I confess that before I read Valiant Ambition, by Nathaniel Philbrick, I had never given either of those questions any thought. But in order for us to understand how George Washington and Benedict Arnold ended up in such different places Philbrick shows us first just how similar they are. Both men had a common desire to be known for their military achievements. Both had great military victories and defeats. Both suffered from the attacks of other generals within the Continental Army and the Continental Congress. It is the similarities that makes the one great difference between them so striking. Here is how Philbrick highlights the difference:
Washington’s sense of right and wrong existed outside the impulsive demands of his own self-interest. Rules mattered to Washington. Even though Congress had made his life miserable for the last four years, he had found ways to do what he considered best for his army and his country without challenging the supremacy of civil authority. … For Arnold, on the other hand, rules were made to be broken. He had done it as a pre-Revolutionary merchant and he had done it as military governor of Philadelphia. … What made Arnold unique was the godlike inviolability he attached to his actions. He had immense respect for a man like Washington, but Arnold was, in the end, the leading personage in the drama that was his life. Not lost to his own character, but lost in it, Arnold did whatever Arnold wanted…

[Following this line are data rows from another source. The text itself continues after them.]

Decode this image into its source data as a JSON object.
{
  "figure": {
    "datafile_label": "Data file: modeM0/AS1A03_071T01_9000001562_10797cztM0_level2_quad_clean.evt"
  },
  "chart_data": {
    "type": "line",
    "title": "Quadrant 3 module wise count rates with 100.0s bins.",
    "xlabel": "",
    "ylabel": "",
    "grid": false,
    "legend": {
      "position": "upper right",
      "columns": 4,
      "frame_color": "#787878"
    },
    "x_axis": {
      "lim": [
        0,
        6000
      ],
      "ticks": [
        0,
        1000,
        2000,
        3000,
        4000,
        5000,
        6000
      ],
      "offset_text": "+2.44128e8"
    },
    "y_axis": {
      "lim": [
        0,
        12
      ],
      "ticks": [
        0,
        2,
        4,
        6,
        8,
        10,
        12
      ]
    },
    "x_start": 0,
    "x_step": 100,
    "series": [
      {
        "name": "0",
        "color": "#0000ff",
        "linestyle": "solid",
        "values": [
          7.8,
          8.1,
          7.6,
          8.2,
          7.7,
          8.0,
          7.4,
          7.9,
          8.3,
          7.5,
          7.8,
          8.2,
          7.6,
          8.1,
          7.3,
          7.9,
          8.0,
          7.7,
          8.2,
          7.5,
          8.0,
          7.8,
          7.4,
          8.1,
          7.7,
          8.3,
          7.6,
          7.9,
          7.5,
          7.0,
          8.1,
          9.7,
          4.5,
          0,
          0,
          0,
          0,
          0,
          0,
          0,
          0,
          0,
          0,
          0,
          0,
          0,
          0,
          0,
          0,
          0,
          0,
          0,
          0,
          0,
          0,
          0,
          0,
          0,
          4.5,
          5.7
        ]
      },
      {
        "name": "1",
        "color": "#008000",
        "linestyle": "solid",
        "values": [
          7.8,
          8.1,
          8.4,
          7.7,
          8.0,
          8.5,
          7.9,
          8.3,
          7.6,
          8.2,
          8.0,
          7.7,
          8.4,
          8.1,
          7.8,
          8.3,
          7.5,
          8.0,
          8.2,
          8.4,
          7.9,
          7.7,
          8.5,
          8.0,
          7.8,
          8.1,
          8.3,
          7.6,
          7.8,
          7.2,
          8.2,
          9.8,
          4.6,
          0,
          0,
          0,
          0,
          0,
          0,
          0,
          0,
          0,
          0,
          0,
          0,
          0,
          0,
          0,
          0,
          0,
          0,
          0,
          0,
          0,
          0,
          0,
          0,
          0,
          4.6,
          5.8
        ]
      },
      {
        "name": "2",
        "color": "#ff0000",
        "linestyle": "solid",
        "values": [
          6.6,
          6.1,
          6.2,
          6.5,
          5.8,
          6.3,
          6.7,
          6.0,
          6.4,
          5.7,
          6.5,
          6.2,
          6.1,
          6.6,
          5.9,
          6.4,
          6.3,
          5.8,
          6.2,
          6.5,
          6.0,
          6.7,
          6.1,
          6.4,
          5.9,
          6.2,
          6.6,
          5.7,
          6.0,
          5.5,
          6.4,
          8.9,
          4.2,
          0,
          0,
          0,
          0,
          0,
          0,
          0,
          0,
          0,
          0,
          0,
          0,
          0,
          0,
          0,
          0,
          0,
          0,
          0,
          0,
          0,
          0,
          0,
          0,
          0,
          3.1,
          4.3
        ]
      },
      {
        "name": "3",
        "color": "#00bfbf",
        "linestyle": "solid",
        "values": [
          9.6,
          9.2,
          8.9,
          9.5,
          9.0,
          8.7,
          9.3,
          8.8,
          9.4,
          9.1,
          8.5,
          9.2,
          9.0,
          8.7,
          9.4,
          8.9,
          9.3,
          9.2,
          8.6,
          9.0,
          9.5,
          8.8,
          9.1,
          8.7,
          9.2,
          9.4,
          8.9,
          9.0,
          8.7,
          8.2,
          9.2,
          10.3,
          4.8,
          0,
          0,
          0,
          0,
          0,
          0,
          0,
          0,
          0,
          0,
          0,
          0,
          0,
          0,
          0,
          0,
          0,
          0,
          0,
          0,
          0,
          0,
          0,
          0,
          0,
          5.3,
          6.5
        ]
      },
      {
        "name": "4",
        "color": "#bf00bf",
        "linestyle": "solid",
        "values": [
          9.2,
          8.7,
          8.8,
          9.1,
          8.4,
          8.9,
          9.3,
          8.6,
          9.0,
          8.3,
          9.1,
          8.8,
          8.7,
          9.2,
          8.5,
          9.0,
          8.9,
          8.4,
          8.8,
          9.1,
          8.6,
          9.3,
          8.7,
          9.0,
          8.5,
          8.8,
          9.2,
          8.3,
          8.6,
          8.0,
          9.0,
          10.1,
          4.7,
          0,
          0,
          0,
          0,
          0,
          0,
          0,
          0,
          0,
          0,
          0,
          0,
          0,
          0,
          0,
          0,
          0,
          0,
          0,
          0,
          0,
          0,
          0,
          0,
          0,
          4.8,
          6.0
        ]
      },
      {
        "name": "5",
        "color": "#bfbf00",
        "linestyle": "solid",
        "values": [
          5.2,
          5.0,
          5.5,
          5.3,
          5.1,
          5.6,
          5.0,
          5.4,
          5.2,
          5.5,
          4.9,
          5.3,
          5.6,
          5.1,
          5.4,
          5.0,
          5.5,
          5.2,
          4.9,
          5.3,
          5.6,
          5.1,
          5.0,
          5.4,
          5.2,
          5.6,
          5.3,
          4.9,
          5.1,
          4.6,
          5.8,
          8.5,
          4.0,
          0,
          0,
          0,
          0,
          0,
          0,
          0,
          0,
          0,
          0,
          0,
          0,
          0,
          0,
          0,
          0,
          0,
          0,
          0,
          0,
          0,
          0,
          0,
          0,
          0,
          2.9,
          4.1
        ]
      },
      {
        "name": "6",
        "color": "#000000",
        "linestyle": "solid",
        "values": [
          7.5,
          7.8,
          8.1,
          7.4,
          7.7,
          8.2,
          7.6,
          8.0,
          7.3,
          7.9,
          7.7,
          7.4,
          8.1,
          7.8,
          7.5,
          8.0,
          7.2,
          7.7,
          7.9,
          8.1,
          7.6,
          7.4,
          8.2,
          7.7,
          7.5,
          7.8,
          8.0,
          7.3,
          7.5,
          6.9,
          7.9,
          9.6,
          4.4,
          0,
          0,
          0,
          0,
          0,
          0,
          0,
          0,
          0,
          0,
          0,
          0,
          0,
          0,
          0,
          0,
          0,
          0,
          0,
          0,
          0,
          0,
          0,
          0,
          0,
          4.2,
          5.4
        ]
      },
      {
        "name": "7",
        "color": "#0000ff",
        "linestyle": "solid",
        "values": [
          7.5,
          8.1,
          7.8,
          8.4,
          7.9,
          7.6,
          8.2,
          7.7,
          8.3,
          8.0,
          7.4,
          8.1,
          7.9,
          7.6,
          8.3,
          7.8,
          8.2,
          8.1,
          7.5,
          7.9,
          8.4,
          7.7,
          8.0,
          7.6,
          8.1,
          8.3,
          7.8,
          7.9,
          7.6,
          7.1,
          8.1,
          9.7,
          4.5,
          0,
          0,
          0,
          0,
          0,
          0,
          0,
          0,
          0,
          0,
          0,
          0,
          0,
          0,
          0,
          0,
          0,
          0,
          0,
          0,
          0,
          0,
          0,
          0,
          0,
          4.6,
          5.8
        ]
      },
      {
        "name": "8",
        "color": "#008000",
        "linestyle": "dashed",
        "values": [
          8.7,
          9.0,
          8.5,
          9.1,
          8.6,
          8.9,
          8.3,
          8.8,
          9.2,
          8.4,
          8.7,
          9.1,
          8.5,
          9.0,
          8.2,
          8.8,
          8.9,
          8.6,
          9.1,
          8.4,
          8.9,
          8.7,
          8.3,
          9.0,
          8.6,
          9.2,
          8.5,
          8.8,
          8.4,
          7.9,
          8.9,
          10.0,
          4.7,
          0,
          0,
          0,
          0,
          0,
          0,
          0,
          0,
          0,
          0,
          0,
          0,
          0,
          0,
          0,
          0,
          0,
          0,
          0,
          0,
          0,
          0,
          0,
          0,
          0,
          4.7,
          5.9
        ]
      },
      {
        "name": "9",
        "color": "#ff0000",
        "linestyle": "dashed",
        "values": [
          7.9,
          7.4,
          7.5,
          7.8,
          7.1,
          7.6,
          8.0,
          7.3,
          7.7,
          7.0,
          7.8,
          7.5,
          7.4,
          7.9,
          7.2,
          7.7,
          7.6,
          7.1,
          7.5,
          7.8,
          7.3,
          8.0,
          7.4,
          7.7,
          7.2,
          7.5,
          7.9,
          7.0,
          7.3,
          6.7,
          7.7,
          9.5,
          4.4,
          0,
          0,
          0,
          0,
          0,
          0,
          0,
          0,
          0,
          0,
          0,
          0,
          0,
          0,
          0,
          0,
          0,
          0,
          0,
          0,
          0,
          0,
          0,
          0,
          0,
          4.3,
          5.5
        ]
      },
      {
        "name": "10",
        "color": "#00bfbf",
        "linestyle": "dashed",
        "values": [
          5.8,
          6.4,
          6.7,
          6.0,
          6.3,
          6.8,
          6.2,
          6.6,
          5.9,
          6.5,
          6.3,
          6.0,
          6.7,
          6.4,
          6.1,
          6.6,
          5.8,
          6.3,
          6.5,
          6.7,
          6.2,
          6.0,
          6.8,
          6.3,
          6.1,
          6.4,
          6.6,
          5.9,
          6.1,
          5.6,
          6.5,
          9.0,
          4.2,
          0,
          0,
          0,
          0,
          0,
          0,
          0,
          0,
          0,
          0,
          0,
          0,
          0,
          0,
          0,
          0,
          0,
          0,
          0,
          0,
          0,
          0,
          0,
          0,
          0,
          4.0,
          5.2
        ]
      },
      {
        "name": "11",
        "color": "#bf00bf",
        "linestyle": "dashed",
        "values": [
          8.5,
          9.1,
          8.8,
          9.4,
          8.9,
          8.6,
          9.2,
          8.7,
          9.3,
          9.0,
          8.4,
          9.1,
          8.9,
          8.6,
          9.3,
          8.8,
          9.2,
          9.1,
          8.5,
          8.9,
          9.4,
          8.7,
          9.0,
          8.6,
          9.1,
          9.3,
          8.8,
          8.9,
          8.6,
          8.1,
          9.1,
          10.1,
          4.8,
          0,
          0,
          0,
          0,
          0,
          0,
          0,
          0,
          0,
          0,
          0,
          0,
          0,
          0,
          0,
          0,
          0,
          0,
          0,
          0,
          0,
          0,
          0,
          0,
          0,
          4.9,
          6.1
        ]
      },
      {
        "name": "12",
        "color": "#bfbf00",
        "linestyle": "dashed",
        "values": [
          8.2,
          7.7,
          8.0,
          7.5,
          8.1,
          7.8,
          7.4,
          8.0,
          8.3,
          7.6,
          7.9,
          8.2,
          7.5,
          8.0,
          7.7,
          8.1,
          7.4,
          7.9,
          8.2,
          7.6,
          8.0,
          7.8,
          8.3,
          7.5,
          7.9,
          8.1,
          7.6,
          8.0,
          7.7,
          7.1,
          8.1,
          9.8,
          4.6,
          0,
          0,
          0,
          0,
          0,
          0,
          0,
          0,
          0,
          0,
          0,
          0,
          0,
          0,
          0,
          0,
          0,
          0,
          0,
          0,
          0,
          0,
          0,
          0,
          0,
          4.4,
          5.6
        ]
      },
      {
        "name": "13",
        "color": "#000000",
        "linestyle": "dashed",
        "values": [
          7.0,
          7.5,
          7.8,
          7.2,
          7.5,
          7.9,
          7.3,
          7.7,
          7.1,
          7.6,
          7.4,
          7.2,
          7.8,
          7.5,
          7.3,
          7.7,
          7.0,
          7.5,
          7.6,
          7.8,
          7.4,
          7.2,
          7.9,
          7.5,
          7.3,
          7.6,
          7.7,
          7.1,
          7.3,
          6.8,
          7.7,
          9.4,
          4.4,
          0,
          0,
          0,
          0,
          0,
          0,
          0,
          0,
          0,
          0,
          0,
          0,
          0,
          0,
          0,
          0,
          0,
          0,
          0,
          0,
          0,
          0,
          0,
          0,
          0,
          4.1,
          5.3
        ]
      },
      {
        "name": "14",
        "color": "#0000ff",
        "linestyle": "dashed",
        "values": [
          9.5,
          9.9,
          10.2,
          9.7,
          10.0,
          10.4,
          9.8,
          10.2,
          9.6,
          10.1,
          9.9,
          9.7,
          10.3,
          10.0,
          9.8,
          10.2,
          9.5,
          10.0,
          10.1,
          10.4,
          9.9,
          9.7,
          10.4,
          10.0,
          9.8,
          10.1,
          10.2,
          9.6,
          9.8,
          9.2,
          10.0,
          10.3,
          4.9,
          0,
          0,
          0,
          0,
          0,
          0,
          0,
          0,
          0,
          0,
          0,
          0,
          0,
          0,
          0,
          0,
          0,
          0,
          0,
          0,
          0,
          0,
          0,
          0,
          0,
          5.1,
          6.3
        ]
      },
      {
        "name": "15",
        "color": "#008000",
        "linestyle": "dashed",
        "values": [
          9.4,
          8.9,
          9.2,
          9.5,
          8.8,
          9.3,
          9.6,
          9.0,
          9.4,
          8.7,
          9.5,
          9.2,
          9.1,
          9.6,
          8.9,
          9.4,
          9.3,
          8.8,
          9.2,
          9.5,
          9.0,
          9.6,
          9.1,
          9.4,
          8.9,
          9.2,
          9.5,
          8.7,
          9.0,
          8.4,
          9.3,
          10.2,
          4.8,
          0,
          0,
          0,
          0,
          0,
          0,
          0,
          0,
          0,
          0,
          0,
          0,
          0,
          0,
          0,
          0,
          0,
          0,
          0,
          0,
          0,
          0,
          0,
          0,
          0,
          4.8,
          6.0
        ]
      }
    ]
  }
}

The fundamental difference between Washington and Arnold was that the former was willing to sacrifice for his generals, his army, and his country. Arnold, on the other hand, was not willing to make those sacrifices. That is why he contacted the British in order to find out how much they would pay him if he would help them win the war.
Valiant Ambition is a great study in the contrast of these two men. It highlights what led Washington to become one of the greatest leaders our country has ever known, and what led Arnold to become the best-known traitor our country has ever had. It is a study in leadership. It was the sacrifices Washington made that endeared so many men to him. It was the selfishness of Arnold that led so many men to despise him.